Lobbying by the Trust and representatives of the Virgin Islands were primarily responsible for congressional approval of the extension of the increase. The extension had also been proposed by the Bush Administration. Resident Commissioner Acevedo did not play a significant role in the extension.
Efforts to extend the increase through 2005 began early in 2003. They encountered no real opposition but the extension was delayed by disputes regarding other tax measures. This delayed the extension because it was being considered in the context of other tax proposals.
Without the increase extension, Puerto Rico would have received an estimated $303 million in tax transfers in fiscal year 2005. The Bush Administrations estimate for the transfers in fiscal year 2004 -- which has only included three months of the increase at the end of 2003 -- is $314 million.
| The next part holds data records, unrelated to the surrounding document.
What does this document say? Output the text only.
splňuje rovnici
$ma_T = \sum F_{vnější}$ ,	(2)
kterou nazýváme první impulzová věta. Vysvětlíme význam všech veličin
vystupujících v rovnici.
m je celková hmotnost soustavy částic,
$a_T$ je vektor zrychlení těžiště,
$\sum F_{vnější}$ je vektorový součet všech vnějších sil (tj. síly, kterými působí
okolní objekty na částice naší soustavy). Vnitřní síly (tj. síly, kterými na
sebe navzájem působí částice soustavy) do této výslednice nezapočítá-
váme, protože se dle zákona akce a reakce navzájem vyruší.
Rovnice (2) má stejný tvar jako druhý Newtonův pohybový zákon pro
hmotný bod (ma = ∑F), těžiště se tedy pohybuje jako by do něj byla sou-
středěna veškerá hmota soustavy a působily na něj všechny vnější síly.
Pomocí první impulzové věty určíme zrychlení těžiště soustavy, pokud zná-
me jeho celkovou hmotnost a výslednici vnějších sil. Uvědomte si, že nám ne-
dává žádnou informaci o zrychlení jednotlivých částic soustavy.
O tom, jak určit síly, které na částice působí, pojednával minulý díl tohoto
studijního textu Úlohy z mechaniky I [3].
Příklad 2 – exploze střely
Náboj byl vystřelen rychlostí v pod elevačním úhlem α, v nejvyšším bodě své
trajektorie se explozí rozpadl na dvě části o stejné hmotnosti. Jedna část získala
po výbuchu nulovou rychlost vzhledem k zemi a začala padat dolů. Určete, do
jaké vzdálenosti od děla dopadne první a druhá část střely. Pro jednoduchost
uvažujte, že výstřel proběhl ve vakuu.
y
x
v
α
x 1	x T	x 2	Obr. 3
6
Puerto Rico received $357 million in the grants in fiscal year 2003, a year in which the entire 12 months was covered by the increase in the grants.
A non-partisan organization promoting U.S. Statehood for Puerto Rico has established a website (www.statehoodnow.com) encouraging Puerto Rican voters who favor statehood to vote by absentee ballot in the upcoming elections in the territory.
The website, established over the summer by the Washington, DC-based Americans for Puerto Rican Statehood (APRS), includes information on how Puerto Rican students, military personnel, and others can apply to vote by absentee ballot in the Commonwealths November 2nd elections.
Hoping to raise awareness of the pro-statehood movement, the group is encouraging Puerto Ricans to turn out and send a message to elected officials in Puerto Rico and Congress that the territory should become the nations 51st State.
Although the group has no firm estimate on how many voters it has been able to register, traffic on the groups website has increased by over 100 percent in recent months.